Joshua Trentine, president, Overload Fitness
Joshua Trentine, president, Overload Fitness

By Joshua Trentine
Walking does not generally qualify as exercise. A movement or activity is not perceived as a stimulus by the body unless it is demanding. An activity that does not render a muscular failure — an inability of the muscle to continue, reached within one to three minutes — is not demanding.
Walking can be continued ad infinitum because there is no meaningful muscular taxation. If walking becomes impossible, it is because the subject has become sleepy, hungry, generally fatigued, ridden with blisters, injured or dehydrated.
The muscles, per se, do not fail. They can go on and on and on. And since they can go on and on, and they are never meaningfully challenged, overuse syndromes are proportionately probable.
There are exceptions. Walking may indeed be exercise for individuals whom find walking is all but impossible. In this instance of debility, walking is momentarily and meaningfully demanding. It is therefore exercise for these people — there will be an “exercise effect,” but is it appropriate for such patients?
In my opinion, it is not the best form of rehabilitation for these debilitated people. I would prefer that these people were performing specific strength exercise for the musculature that is required for walking; that remaining upright and gait training is included to regain the skill of walking after the muscles are conditioned enough to provide sufficient support.
The best exercise and the best physical rehabilitation are done with high-intensity and low-force exercise that tracks muscle and joint function. These compressive forces are nourishing and healthful to our joints and articular cartilage, as well as strengthening to muscle and bone.
Even with such a benign activity as walking, our stance limb may be exposed to 2.3 times our body weight with a brisk pace. Under normal conditions this is no great issue, but for someone with a functional leg length difference, someone experiencing back pain or a person with arthritic knees, excessive walking in the name of exercise will only exacerbate these conditions, while the compressive forces of slow-speed, strength exercise are far safer and more therapeutic.

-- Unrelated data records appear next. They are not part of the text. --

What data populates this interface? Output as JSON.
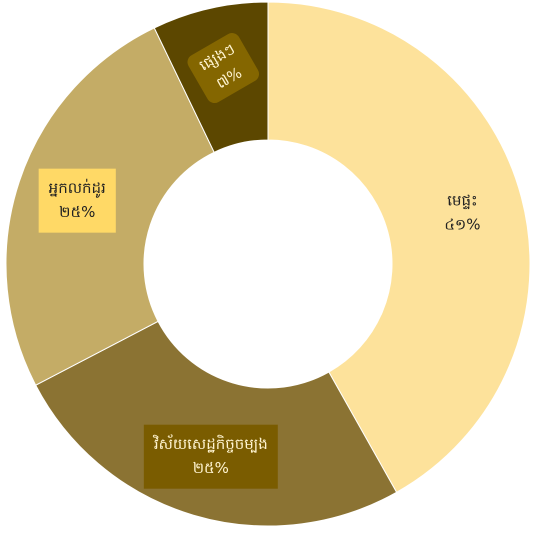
{
  "chart_data": {
    "type": "donut",
    "categories": [
      "មេផ្ទះ",
      "វិស័យសេដ្ឋកិច្ចចម្បង",
      "អ្នកលក់ដូរ",
      "ផ្សេងៗ"
    ],
    "values": [
      41,
      25,
      25,
      7
    ],
    "value_labels": [
      "៤១%",
      "២៥%",
      "២៥%",
      "៧%"
    ],
    "colors": [
      "#fde29b",
      "#8b7333",
      "#c4ac66",
      "#5c4700"
    ]
  }
}
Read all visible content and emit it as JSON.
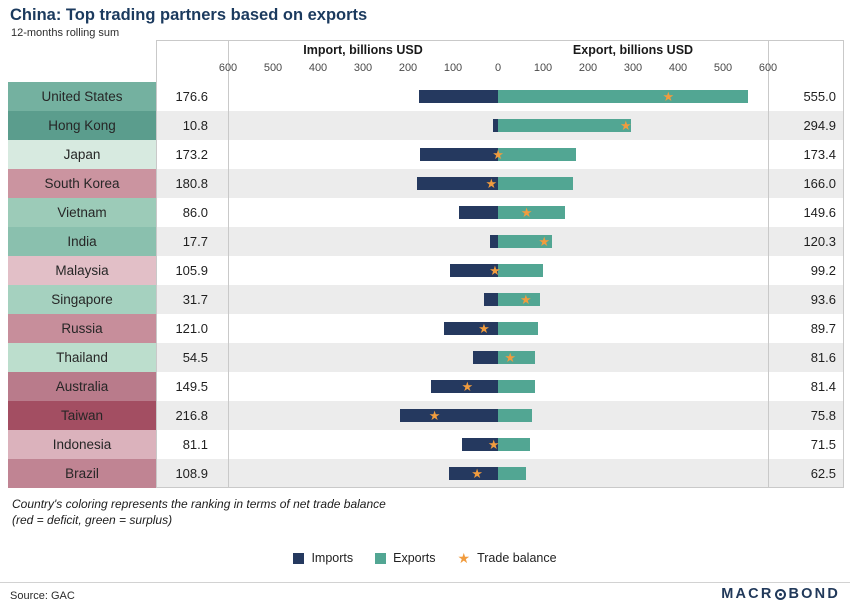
{
  "header": {
    "title": "China: Top trading partners based on exports",
    "subtitle": "12-months rolling sum"
  },
  "chart_data": {
    "type": "bar",
    "orientation": "horizontal-diverging",
    "axis": {
      "import_label": "Import, billions USD",
      "export_label": "Export, billions USD",
      "ticks": [
        "600",
        "500",
        "400",
        "300",
        "200",
        "100",
        "0",
        "100",
        "200",
        "300",
        "400",
        "500",
        "600"
      ],
      "max": 600
    },
    "colors": {
      "imports": "#25395f",
      "exports": "#52a693",
      "trade_balance": "#f19c3e",
      "alt_row": "#ececec"
    },
    "categories": [
      "United States",
      "Hong Kong",
      "Japan",
      "South Korea",
      "Vietnam",
      "India",
      "Malaysia",
      "Singapore",
      "Russia",
      "Thailand",
      "Australia",
      "Taiwan",
      "Indonesia",
      "Brazil"
    ],
    "series": [
      {
        "name": "Imports",
        "values": [
          176.6,
          10.8,
          173.2,
          180.8,
          86.0,
          17.7,
          105.9,
          31.7,
          121.0,
          54.5,
          149.5,
          216.8,
          81.1,
          108.9
        ]
      },
      {
        "name": "Exports",
        "values": [
          555.0,
          294.9,
          173.4,
          166.0,
          149.6,
          120.3,
          99.2,
          93.6,
          89.7,
          81.6,
          81.4,
          75.8,
          71.5,
          62.5
        ]
      },
      {
        "name": "Trade balance",
        "values": [
          378.4,
          284.1,
          0.2,
          -14.8,
          63.6,
          102.6,
          -6.7,
          61.9,
          -31.3,
          27.1,
          -68.1,
          -141.0,
          -9.6,
          -46.4
        ]
      }
    ],
    "rows": [
      {
        "country": "United States",
        "import": 176.6,
        "export": 555.0,
        "balance": 378.4,
        "color": "#74b1a0"
      },
      {
        "country": "Hong Kong",
        "import": 10.8,
        "export": 294.9,
        "balance": 284.1,
        "color": "#5b9d8d"
      },
      {
        "country": "Japan",
        "import": 173.2,
        "export": 173.4,
        "balance": 0.2,
        "color": "#d7eae0"
      },
      {
        "country": "South Korea",
        "import": 180.8,
        "export": 166.0,
        "balance": -14.8,
        "color": "#cb94a0"
      },
      {
        "country": "Vietnam",
        "import": 86.0,
        "export": 149.6,
        "balance": 63.6,
        "color": "#9ccbb8"
      },
      {
        "country": "India",
        "import": 17.7,
        "export": 120.3,
        "balance": 102.6,
        "color": "#8ac0ae"
      },
      {
        "country": "Malaysia",
        "import": 105.9,
        "export": 99.2,
        "balance": -6.7,
        "color": "#e2bfc7"
      },
      {
        "country": "Singapore",
        "import": 31.7,
        "export": 93.6,
        "balance": 61.9,
        "color": "#a5d1bf"
      },
      {
        "country": "Russia",
        "import": 121.0,
        "export": 89.7,
        "balance": -31.3,
        "color": "#c78e9b"
      },
      {
        "country": "Thailand",
        "import": 54.5,
        "export": 81.6,
        "balance": 27.1,
        "color": "#bcdecd"
      },
      {
        "country": "Australia",
        "import": 149.5,
        "export": 81.4,
        "balance": -68.1,
        "color": "#b97b8b"
      },
      {
        "country": "Taiwan",
        "import": 216.8,
        "export": 75.8,
        "balance": -141.0,
        "color": "#a34e62"
      },
      {
        "country": "Indonesia",
        "import": 81.1,
        "export": 71.5,
        "balance": -9.6,
        "color": "#dbb2bc"
      },
      {
        "country": "Brazil",
        "import": 108.9,
        "export": 62.5,
        "balance": -46.4,
        "color": "#c08493"
      }
    ]
  },
  "note": {
    "line1": "Country's coloring represents the ranking in terms of net trade balance",
    "line2": "(red = deficit, green = surplus)"
  },
  "legend": [
    {
      "label": "Imports"
    },
    {
      "label": "Exports"
    },
    {
      "label": "Trade balance"
    }
  ],
  "footer": {
    "source": "Source: GAC",
    "brand_left": "MACR",
    "brand_right": "BOND"
  }
}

I often hear the adjective: low impact. This term is used indiscriminately to imply low force. On the contrary, low impact does not indicate low force. Relatively high force is encountered without an impact. Forces occur and vary depending on the rate of change in movement. Thus, excessive force can be encountered merely by jerking your limbs around in the air (a gas) or water (a liquid) — not just against a solid.
Notice the deliberate heel strike of those on walking programs as they briskly march about the neighborhoods or in shopping malls. And if a so-called march fracture can put a soldier out of commission, just imagine the chain of events that might follow with an elderly man or woman: immobility, foot surgery to relieve bone spurs, increased danger of falling while maneuvering with crutches, infection subsequent to surgery, and on and on.

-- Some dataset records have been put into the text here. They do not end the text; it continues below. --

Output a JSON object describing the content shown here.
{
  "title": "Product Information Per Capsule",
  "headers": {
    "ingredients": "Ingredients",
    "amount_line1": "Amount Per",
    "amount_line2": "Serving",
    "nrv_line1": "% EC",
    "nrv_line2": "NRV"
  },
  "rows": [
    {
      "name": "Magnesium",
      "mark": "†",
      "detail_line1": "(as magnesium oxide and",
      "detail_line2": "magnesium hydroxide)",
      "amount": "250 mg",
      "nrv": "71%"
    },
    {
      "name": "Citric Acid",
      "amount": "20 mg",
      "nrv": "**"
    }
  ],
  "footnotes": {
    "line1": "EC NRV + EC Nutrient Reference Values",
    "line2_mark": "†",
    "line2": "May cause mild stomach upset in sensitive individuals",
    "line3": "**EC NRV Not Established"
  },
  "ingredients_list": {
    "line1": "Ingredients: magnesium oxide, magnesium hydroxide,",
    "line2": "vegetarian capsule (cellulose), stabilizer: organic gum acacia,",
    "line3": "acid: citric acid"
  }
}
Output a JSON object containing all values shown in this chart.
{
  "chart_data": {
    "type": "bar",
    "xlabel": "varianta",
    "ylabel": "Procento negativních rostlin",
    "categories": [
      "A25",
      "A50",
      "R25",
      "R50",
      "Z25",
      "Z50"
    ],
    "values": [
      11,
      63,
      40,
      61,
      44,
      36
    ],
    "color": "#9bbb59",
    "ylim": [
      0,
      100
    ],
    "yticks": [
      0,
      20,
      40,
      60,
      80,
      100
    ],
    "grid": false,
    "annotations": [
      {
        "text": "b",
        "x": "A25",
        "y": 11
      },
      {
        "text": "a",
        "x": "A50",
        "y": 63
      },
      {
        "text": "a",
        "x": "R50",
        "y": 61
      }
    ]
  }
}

In reality, exercise is just as much a chore as brushing one’s teeth, making the bed, washing the clothes, mowing the grass, washing the dishes or taking a bath. It is an absolute requirement for a normal, healthy life, and must not be confused with recreation any more than flossing one’s teeth or scrubbing the kitchen floor. Not enjoying it doesn’t factor into the matter. It must be done.
I expect that some will read this and conclude that it is passé. People may feel this attitude toward walking overlooks the fact that the exercise physiologists and mainstream medicine now acknowledge strength training as an important component of exercise.
No, they don’t. Strength training is not a component of exercise. It is the exercise.
Ditch the steady-state, low-intensity activities. It is anti-exercise. It is empty exercise. It is counterproductive and can even be injurious.